Explíquele a un chino nacido después de implantada la Política del Hijo Único lo que es un hermano. Si le comprende, entonces también puede hacer entender a los cubanos cómo es que funciona en nuestro país las leyes de oferta y demanda.

En este sentido, los debates generados en diciembre último durante la sesión de nuestro principal órgano legislativo, generaron muchas expectativas en el pueblo, el cual espera con urgencia que el Estado se involucre más en esta cuestión y no se lo deje todo a las tan nebulosas leyes de la oferta y la demanda.

Dicen los que saben que para disminuir los precios de los productos sólo se pueden hacer tres cosas: elevar los salarios, aumentar la producción o ponerle límite a la ganancia comercial, más conocido como topar los precios.

Realmente, con una economía que se proyecta crecer este año solamente en un dos por ciento, además de la existencia de la doble moneda, deja por descontado que lo primero vaya a ocurrir en un fututo inmediato.

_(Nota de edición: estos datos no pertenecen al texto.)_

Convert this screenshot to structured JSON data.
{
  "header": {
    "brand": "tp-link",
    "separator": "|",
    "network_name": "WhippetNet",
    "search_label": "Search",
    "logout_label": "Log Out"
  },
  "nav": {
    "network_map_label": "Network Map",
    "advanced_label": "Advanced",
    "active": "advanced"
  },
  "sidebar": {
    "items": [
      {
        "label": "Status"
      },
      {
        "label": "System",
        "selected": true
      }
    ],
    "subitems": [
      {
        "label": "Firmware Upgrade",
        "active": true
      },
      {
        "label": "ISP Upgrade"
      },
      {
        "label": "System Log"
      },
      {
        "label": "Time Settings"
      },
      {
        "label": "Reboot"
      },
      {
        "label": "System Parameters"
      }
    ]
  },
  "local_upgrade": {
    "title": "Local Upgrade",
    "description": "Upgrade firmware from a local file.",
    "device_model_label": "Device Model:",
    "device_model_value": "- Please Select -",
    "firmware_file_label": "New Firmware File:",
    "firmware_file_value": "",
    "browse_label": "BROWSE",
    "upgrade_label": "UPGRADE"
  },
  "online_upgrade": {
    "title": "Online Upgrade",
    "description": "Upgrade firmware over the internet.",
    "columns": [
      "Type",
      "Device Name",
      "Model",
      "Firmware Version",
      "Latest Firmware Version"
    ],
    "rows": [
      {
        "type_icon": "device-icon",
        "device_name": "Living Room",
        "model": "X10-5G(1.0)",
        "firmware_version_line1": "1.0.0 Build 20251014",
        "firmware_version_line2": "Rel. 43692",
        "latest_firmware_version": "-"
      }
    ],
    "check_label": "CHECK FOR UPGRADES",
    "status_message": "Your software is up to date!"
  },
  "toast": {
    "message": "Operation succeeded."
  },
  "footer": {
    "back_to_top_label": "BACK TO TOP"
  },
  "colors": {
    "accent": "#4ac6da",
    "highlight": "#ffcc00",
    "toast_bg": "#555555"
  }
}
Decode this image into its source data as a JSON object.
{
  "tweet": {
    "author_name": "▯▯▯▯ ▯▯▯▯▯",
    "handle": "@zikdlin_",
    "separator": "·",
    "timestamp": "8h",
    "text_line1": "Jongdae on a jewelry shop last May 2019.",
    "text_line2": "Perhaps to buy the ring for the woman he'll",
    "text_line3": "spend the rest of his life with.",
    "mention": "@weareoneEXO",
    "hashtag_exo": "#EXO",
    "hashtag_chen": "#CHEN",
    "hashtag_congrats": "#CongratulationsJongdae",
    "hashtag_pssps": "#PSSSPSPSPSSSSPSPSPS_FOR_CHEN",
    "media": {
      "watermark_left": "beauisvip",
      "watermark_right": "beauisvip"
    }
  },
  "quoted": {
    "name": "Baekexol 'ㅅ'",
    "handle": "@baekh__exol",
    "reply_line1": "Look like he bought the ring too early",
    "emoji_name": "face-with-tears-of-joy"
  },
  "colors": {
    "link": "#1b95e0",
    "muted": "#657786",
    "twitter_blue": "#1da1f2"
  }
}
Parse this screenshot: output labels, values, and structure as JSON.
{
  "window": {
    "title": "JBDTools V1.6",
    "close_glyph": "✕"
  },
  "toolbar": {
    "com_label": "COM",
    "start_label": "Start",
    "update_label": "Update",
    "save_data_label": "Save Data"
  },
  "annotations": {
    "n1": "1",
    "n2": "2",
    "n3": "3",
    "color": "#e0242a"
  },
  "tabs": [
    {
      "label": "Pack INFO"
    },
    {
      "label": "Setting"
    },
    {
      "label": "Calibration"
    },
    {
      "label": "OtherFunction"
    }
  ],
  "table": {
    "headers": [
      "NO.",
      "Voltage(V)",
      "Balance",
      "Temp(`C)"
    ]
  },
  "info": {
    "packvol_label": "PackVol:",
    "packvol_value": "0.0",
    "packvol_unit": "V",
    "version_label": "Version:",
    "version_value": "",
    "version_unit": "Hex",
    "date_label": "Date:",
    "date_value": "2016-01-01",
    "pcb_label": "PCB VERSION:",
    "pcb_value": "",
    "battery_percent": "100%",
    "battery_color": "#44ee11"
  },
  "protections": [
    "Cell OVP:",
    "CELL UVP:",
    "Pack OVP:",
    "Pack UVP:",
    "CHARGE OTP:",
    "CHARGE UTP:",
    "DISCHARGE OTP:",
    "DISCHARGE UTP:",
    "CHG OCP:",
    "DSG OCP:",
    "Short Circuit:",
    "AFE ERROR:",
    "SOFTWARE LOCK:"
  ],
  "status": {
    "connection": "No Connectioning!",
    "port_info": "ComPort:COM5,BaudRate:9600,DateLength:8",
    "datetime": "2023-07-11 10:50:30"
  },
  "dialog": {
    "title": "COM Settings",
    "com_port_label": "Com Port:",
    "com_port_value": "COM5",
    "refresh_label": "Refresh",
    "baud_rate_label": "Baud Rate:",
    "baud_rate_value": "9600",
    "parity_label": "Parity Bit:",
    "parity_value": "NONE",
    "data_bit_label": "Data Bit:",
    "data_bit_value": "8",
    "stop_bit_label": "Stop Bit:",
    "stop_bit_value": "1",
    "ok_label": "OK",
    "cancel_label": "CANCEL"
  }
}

En cuanto al aumento de la producción, aunque se perciben resultados alentadores, los mismos aún no están a la altura de lo que se requiere para que su valor no exceda la capacidad adquisitiva del cubano medio.

Si a ello le sumamos la urgencia de revertir en algo la actual situación, no queda más que la tercera opción.

 

Los especialistas en el tema señalan que tal medida puede generar desabastecimiento y desestimular a los productores. Apuntan también que la existencia de varios intermediarios en la cadena productiva es otro factor que genera tal alza.

Mi criterio es que hay que escoger de los males, el menor. El campesino que pueda vender él mismo sus productos no se verá tan afectado al toparse los precios, como tampoco el que lo hace de segunda mano, es decir, el primero en comprárselo al que lo produce.

Los que venden de tercera y cuarta mano, esos que son en muchos casos los que tienen los precios más altos, bueno, esos son lo que tendrán que buscar otra vía de comerciar que no sea a expensas de desangrar el bolsillo del obrero, a quien precisamente en un sistema socialista como el nuestro, es al primero que hay que proteger.

A fin de cuentas, para ellos, como para muchos de nosotros, que una libra de tomate esté a VEINTICINCO pesos, como lo está en los mercados no estatales de la capital, es como si no hubiera.